Ein Fenster aus der Serienproduktion wurde im Rahmen der Qualitätssicherung am Prüfstand der MA 39 auf Wärmedämmung und Schlagregendichtheit geprüft:
Die U-Wert-Prüfung für Typ A (Ebene 1) ergab für das Gesamtsystem einen standardisierten Wärmedurchgangskoeffizient von Ust = Uw-Wert von 1,04 W/m²K.
Bei einer weiteren Prüfung konnte die Schlagregendichtheit des Außenfensters sowie die Luftdichtheit bzw. mechanische Stabilität des Innenfensters bis zu einem maximalen Prüfdruck von 600 Pascal (entsprechend einer Windgeschwindigkeit > 100 km/h) nachgewiesen werden.
Die Außenseite des Außenfensters wurde pulverbeschichtet und reduziert den künftigen Erhaltungsaufwand.
Messung / Baupysik
Im Zuge der geplanten Sanierung wurde das IBO vom Auftraggeber mit einer messtechnischen Begleituntersuchung zum geplanten Fenstertausch beauftragt.
Energieeinsparung und thermische Behaglichkeit
Die Temperaturen der raumzugewandten Glasscheibe lagen deutlich höher als jene des Bestandsfensters (Kastenfenster). In einer längeren Periode mit Außentemperaturen um -1 °C wurden in mehreren Nächten um vier Grad höhere Temperaturen mit rd. 19 °C gemessen. Die in situ erhobenen Messdaten entsprachen den zu erwartenden Ergebnissen lt. Leistungskenndaten wobei das Kastenfenster (Einstufung lt. Literatur UW von 2,58 W/m²K) etwas besser abschnitt als angenommen. Im Kastenzwischenraum wurden beim WienerKomfortFenster mit 8 °C rund drei Grad weniger gemessen als beim Bestand.

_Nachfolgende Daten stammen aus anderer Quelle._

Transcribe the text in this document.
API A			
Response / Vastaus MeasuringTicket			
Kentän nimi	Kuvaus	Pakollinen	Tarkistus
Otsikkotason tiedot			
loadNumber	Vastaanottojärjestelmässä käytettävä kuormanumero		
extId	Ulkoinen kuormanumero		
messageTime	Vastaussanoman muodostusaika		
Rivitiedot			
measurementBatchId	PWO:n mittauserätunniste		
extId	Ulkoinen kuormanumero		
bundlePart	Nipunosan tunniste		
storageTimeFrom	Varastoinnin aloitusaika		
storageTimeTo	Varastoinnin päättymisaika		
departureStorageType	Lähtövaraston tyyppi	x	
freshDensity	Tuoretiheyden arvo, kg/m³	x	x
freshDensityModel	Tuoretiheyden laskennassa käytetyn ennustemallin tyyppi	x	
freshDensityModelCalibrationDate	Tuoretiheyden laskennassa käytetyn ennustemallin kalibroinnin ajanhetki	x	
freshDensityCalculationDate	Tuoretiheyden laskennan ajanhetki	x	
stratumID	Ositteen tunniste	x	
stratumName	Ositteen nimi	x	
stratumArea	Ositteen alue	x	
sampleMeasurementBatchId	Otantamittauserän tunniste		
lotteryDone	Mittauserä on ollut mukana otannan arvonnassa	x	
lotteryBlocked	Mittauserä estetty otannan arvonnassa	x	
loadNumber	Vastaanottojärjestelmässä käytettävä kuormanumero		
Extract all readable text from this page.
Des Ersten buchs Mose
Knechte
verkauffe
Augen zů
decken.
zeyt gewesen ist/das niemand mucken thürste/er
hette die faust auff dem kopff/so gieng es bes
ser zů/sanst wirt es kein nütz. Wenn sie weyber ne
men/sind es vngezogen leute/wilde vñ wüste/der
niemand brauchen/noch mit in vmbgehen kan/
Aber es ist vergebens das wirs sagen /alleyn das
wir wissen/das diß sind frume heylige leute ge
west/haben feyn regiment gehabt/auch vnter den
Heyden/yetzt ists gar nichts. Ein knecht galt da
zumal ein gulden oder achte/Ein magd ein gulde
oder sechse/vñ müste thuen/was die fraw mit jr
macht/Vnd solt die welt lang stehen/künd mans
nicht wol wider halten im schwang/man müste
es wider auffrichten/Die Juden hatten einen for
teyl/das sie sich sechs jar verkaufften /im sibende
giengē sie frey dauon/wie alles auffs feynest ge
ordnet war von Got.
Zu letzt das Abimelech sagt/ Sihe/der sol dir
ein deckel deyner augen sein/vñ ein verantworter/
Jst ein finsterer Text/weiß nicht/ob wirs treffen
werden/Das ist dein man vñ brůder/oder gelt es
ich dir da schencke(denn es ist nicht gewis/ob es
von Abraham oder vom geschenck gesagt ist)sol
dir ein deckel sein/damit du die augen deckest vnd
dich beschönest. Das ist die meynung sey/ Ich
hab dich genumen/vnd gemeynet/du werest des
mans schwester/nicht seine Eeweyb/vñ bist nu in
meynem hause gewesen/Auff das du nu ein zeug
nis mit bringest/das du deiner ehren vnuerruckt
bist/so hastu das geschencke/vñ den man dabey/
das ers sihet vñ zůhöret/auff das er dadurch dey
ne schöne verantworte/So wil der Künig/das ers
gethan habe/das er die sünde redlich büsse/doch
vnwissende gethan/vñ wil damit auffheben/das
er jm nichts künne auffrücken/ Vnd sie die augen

Die Reduktion der Wärmeverluste (Transmission) durch den Fenstertausch werden rechnerisch um rund 67 % reduziert. Bei den standorttypischen Heizgradtagen von 3218 Kd (HGT 20/12) entspricht dies 434 kWh pro Jahr. Bei den hier verwendeten Heizgradtagen geht man von 20 °C Innenraumtemperatur und einem ausschließlichen Heizbetrieb bei Außentemperaturen unter 12 °C aus. Da in dem vorliegenden Fall die Innenraumtemperaturen im Durchschnitt bei rund 23 °C liegen, kann mit zusätzlichen Einsparungen gerechnet werden. Zusätzlich verringern sich die Wärmeverluste durch den luftdichten Einbau der Innenflügel.
Durch den Tausch der Fenster ergibt sich eine deutliche Steigerung des thermischen Komforts durch verringerten Kaltluftabfall an den Fensterscheiben. Der Heizkörperbetrieb kann reduziert werden und damit die Luftfeuchtigkeit im Winter erhöht, was sich wiederum positiv auf das Wohlbefinden auswirkt. Die Lärmbelastung durch den Straßenverkehr konnte zudem stark reduziert werden. Dem solaren Energieeintrag, dem hauptsächlich nach Osten und Westen ausgerichteten Objekt, wird durch Sonnenschutzverglasung und dem im Fensterkasten bereits vorhandenen Sonnenschutzrollos entgegengewirkt.
Fazit
Durch die Anwendung moderner Technologien und neuen Lösungsansätzen konnten im Schleusengebäude die Anforderungen von Klimaschutz und Nachhaltigkeit in einem denkmalgeschützten Gebäude beispielhaft umgesetzt werden. Das Gebäude hat zum Jubiläum 125 Jahre nach Errichtung seine ursprüngliche Eleganz wiedergewonnen und ist für die Zukunft gerüstet.